Une compensation intégrale et inconditionnelle, qui pour le Conseil d'État, dans un avis de la section des travaux publics - Numéro 389520 - présente un caractère excessif et anormal.
Nous le savons et le constatons les sociétés d'autoroutes ont le droit pour elles, que le protocole du 9 avril est venu renforcer.
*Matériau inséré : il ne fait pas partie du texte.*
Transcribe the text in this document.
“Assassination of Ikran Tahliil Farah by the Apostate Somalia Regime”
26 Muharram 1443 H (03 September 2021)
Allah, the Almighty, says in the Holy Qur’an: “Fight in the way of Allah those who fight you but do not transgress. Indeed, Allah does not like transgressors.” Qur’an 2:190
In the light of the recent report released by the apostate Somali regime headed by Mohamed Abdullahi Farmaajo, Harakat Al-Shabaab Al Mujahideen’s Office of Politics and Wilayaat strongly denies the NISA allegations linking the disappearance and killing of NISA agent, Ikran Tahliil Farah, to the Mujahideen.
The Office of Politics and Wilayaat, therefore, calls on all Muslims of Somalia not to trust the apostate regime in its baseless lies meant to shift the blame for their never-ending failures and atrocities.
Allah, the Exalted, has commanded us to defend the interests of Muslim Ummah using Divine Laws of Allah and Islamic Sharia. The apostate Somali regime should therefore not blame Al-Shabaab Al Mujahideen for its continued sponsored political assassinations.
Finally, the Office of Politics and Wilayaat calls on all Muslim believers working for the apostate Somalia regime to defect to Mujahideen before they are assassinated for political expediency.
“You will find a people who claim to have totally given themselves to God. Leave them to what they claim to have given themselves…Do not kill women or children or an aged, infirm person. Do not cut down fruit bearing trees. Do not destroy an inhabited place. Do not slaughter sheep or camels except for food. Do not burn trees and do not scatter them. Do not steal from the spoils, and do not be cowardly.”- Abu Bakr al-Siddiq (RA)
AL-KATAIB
Car ne nous y trompons pas, les contrats de concession ne protègent pas les usagers et l'Etat, ils protègent les actionnaires de ces sociétés qui les ont acquises (hors Cofiroute) en 2005 pour près de 15 milliards d'euros.
Toutes les dispositions visent le même objectif, garantir leurs droits comme le montrent toutes les décisions prises depuis la privatisation.
J'en rappellerai deux particulièrement significatives :
- Lorsque l'État décide de mettre en place un plan de relance autoroutier de 3,2 milliards d'euros à partir de 2015-2016 , il accorde un allongement des durées de concession compris entre deux ans et quatre ans et deux mois.
- Et lorsqu'il accroit unilatéralement par décret du 28 mai 2013 de 100 millions d'euros le montant de la redevance domaniale versée par les sociétés, il est obligé d'accepter un rattrapage des péages sur 2016-2018.
Après la privatisation de 2005 , les actionnaires peuvent se féliciter des résultats obtenus par leurs dirigeants puisque les 7 sociétés leur avaient , déjà fin 2020, distribué près de 36 milliards d'euros de dividendes.
Grâce à un modèle économique et financier particulièrement robuste, qui se traduit automatiquement pour tout investissement et charges nouvelles, par une hausse des péages ou un allongement des durées de concession, la garantie dividendes est consubstantielle de ces contrats, ce qui ne devrait pas manquer d'interroger le nouveau ministre des transports Clément Beaune.
Jean-paul Chanteguet, ancien Député de l'Indre, a présidé la commission du développement durable et de l'aménagement du territoire de l'Assemblée nationale ( 2012-2017 )
(1) Asf, Sapn, Aprr, Escota, Sanef, Area, Cofiroute.